Saturday, April 3, 2021

Good Friday Pastoral Prayer

God of mystery and wonder,
because we know the ending of the story,
it’s tempting for us
to ignore the darkness of this day.
It’s tempting for us
to go about our business as usual.
It’s tempting for us
to move too quickly
to the dawn of light on Easter morning.

But we draw upon Your grace
to give us courage and strength
to live for a while in the darkness,
to set aside comfort and pleasure,
to feel the darkness
in which so many of Your children dwell,
the darkness into which Your Son Jesus entered.

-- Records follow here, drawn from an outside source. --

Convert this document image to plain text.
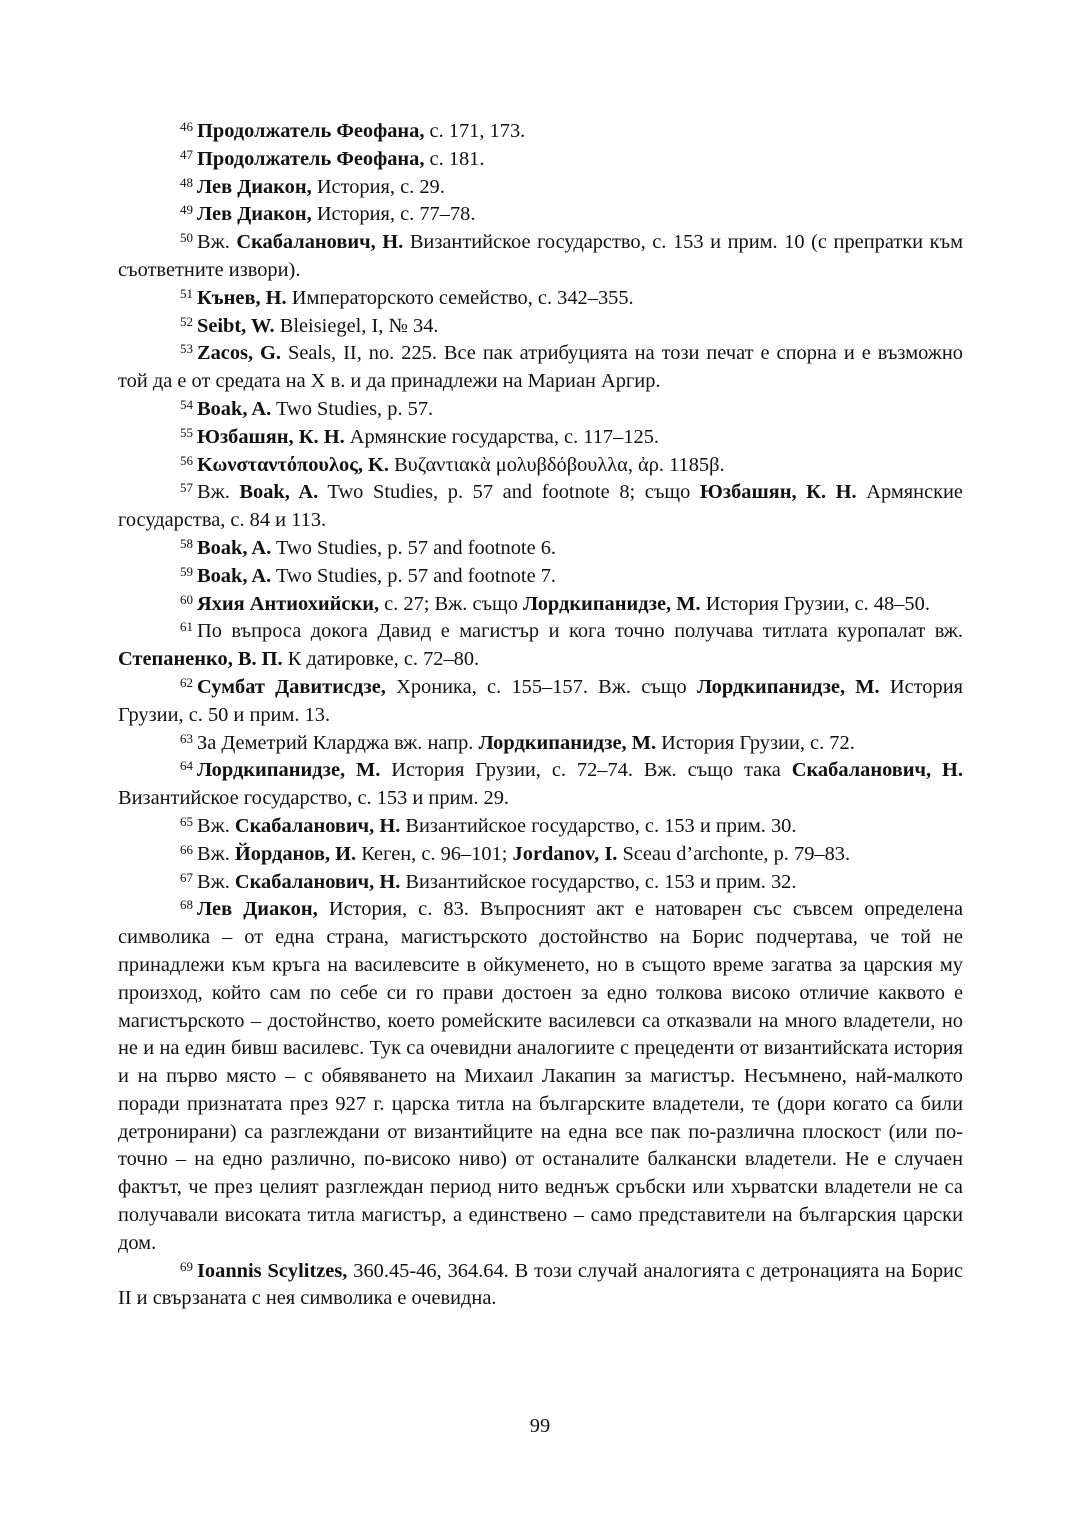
$^{46}$ Продолжатель Феофана, с. 171, 173.

$^{47}$ Продолжатель Феофана, с. 181.

$^{48}$ Лев Диакон, История, с. 29.

$^{49}$ Лев Диакон, История, с. 77–78.

$^{50}$ Вж. Скабаланович, Н. Византийское государство, с. 153 и прим. 10 (с препратки към съответните извори).

$^{51}$ Кънев, Н. Императорското семейство, с. 342–355.

$^{52}$ Seibt, W. Bleisiegel, I, № 34.

$^{53}$ Zacos, G. Seals, II, no. 225. Все пак атрибуцията на този печат е спорна и е възможно той да е от средата на X в. и да принадлежи на Мариан Аргир.

$^{54}$ Boak, A. Two Studies, p. 57.

$^{55}$ Юзбашян, К. Н. Армянские государства, с. 117–125.

$^{56}$ Κωνσταντόπουλος, Κ. Βυζαντιακὰ μολυβδόβουλλα, ἀρ. 1185β.

$^{57}$ Вж. Boak, A. Two Studies, p. 57 and footnote 8; също Юзбашян, К. Н. Армянские государства, с. 84 и 113.

$^{58}$ Boak, A. Two Studies, p. 57 and footnote 6.

$^{59}$ Boak, A. Two Studies, p. 57 and footnote 7.

$^{60}$ Яхия Антиохийски, с. 27; Вж. също Лордкипанидзе, М. История Грузии, с. 48–50.

$^{61}$ По въпроса докога Давид е магистър и кога точно получава титлата куропалат вж. Степаненко, В. П. К датировке, с. 72–80.

$^{62}$ Сумбат Давитисдзе, Хроника, с. 155–157. Вж. също Лордкипанидзе, М. История Грузии, с. 50 и прим. 13.

$^{63}$ За Деметрий Кларджа вж. напр. Лордкипанидзе, М. История Грузии, с. 72.

$^{64}$ Лордкипанидзе, М. История Грузии, с. 72–74. Вж. също така Скабаланович, Н. Византийское государство, с. 153 и прим. 29.

$^{65}$ Вж. Скабаланович, Н. Византийское государство, с. 153 и прим. 30.

$^{66}$ Вж. Йорданов, И. Кеген, с. 96–101; Jordanov, I. Sceau d’archonte, p. 79–83.

$^{67}$ Вж. Скабаланович, Н. Византийское государство, с. 153 и прим. 32.

$^{68}$ Лев Диакон, История, с. 83. Въпросният акт е натоварен със съвсем определена символика – от една страна, магистърското достойнство на Борис подчертава, че той не принадлежи към кръга на василевсите в ойкуменето, но в същото време загатва за царския му произход, който сам по себе си го прави достоен за едно толкова високо отличие каквото е магистърското – достойнство, което ромейските василевси са отказвали на много владетели, но не и на един бивш василевс. Тук са очевидни аналогиите с прецеденти от византийската история и на първо място – с обявяването на Михаил Лакапин за магистър. Несъмнено, най-малкото поради признатата през 927 г. царска титла на българските владетели, те (дори когато са били детронирани) са разглеждани от византийците на една все пак по-различна плоскост (или по-точно – на едно различно, по-високо ниво) от останалите балкански владетели. Не е случаен фактът, че през целият разглеждан период нито веднъж сръбски или хърватски владетели не са получавали високата титла магистър, а единствено – само представители на българския царски дом.

$^{69}$ Ioannis Scylitzes, 360.45-46, 364.64. В този случай аналогията с детронацията на Борис II и свързаната с нея символика е очевидна.

99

Lord Jesus, we remember today that it was
one of Your own familiar friends who betrayed You,
and we know that there is nothing that so breaks the heart
as the disloyalty of one whom we call friend.

Save us:
From the cowardice that would disown You
when it is too hard to be true to You;

Guard us:
From the disloyalty that betrays You in the hour
when You need someone to stand by You;

Prevent us:
From the fickleness that blows hot and cold in its devotion;

Avert us:
From the fair-weather friendship that,
when things are difficult or dangerous,
makes us ashamed to show whose we are and whom we serve.


As we reflect on the frailty of Christ,
remind us of the frailty of all life.
As we cringe at the suffering of Christ,
make us mindful of suffering throughout the world.
As we witness the death of Christ,
bring us back full circle to the beginning of Lent,
to the wisdom of Ash Wednesday:
the awareness of our mortality
and the mortality of those we love.

Gracious God,
deep in the human heart
is an unquenchable trust
that life does not end with death.
Like a seed,
which is buried
in order to bring forth life,
Christ goes to the tomb
to usher in new life.

We trust that we, too, will be raised to new life,
in this world, here and now,
and in the mystery of what lies beyond physical death.
We trust that the all the world will be born anew,
that Your kingdom is coming,
as a new heaven
and a new earth.

On this day of darkness,
it is for this kingdom that we boldly pray,
with the words that Jesus so graciously taught us to pray:

Our Father, who art in heaven, hallowed be Thy name.
Thy kingdom come, thy will be done, on earth as it is in Heaven.
Give us this day our daily bread. 
And forgive us our trespasses as we forgive those who trespass against us.
And lead us not into temptation, but deliver us from evil.
For thine is the Kingdom and the power and the glory forever. Amen.